Lower Green Monument
First Settlers Monument at the Lower Green
On Saturday, June 17, 1905, a new monument was unveiled on the Lower Green, honoring the memory of the early settlers of Newbury. Elizabeth L. Withington is credited with the success of the venture, as she wrote letters and engaged the interest of descendants. The design on top of the granite-based monument is a bronze replica of the Mary and John under full sail, originally executed by the Woodland Foundry. The Mary and John was the ship on which early settlers of Newbury made the voyage from England across the Atlantic.
In the fall of 1974, the unthinkable happened. The bronze replica of the ship had been stolen from atop the monument during the night. The replica weighed over 150 pounds, but evidently there was never a concern for its safety - it had been placed on the base in 1905 with no bond to the granite!

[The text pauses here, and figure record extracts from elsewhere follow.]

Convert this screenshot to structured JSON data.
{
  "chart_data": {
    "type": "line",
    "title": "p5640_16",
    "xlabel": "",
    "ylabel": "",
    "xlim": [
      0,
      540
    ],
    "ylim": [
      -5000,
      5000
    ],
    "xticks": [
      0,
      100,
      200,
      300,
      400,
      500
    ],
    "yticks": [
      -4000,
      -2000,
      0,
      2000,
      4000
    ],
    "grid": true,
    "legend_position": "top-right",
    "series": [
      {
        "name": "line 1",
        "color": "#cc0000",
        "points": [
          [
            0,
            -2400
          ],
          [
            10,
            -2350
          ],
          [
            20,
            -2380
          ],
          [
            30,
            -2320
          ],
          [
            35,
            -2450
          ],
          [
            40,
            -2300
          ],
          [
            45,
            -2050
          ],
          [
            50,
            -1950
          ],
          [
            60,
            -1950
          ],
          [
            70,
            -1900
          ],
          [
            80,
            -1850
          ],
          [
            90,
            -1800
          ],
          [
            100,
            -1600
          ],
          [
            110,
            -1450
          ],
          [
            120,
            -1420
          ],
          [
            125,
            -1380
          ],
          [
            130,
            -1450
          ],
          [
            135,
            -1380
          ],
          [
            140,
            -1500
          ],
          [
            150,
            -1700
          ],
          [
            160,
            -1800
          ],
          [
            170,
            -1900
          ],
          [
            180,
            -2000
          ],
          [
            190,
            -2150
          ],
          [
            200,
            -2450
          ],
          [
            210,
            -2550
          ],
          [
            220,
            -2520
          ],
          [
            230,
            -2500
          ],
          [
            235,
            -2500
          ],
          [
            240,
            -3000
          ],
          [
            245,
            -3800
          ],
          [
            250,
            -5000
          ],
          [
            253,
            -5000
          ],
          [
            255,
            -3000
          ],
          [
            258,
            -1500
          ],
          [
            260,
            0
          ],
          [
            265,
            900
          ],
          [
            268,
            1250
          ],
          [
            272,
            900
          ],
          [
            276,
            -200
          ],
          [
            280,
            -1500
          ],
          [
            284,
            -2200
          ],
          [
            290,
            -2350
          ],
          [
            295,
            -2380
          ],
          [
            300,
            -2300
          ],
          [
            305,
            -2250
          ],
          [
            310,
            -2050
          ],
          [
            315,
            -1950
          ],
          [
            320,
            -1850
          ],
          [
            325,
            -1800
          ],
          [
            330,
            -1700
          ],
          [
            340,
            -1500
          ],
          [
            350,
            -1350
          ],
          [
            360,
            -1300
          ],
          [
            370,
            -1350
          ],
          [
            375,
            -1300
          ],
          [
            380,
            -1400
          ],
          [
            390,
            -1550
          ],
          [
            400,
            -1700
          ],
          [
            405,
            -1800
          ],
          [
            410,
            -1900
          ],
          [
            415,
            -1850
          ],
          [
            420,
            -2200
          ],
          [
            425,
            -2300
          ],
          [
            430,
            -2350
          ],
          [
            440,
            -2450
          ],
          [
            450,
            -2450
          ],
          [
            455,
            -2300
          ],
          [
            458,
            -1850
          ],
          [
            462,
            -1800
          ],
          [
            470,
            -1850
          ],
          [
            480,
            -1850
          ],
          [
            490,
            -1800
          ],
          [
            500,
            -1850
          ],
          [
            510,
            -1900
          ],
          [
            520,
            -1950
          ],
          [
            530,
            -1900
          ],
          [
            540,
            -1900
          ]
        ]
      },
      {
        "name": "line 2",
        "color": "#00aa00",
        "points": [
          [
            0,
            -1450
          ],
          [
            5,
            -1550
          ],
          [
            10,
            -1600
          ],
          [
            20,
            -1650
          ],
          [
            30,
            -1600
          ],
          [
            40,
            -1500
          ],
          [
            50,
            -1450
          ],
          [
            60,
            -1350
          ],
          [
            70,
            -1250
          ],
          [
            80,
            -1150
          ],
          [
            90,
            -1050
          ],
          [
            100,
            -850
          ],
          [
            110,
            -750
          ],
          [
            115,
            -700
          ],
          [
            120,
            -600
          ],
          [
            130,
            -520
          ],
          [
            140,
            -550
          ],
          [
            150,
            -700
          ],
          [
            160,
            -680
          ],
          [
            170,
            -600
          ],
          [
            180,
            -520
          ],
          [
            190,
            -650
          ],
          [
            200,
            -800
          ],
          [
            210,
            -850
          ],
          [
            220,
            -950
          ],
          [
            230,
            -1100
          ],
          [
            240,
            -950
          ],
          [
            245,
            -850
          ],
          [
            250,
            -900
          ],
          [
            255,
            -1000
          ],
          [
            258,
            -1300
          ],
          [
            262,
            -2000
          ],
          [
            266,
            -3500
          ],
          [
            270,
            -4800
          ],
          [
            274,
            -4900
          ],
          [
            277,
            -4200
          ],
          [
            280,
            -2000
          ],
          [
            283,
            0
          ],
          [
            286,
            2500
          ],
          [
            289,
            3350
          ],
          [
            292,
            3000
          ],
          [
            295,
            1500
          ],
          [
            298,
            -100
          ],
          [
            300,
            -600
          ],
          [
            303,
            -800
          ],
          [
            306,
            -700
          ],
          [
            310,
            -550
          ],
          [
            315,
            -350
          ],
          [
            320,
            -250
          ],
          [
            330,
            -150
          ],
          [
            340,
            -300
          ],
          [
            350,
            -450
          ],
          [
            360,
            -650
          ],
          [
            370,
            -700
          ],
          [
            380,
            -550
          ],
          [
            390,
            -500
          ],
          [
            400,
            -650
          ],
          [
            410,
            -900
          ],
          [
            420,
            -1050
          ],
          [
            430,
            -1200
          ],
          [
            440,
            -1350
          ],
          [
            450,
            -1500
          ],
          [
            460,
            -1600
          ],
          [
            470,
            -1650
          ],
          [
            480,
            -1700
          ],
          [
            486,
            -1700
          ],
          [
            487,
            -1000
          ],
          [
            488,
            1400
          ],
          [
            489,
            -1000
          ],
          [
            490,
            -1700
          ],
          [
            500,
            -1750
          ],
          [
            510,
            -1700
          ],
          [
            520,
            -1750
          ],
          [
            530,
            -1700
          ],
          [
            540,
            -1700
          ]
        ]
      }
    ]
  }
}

Burt Noyes, an active society member, spent the next year leading a campaign to restore the bronze ship and have it secured permanently to the monument. The design and bronze work, following the original, were completed at the Paul King Foundry of Johnston, Rhode Island. The monument was rededicated August 28, 1976.
Names on the Monument
It is important to note that the names listed on the back side of the monument are not the only first settlers of the town. One will note the wording above the names: Descendants of these first settlers erected this monument. We can assume that the later descendants of those listed on the monument were the ones who contributed funds toward the erection of the monument in the early 1900s. The monument itself is dedicated "to the men and women who settled in Newbury from 1635 to 1650 and founded its municipal, social, and religious life."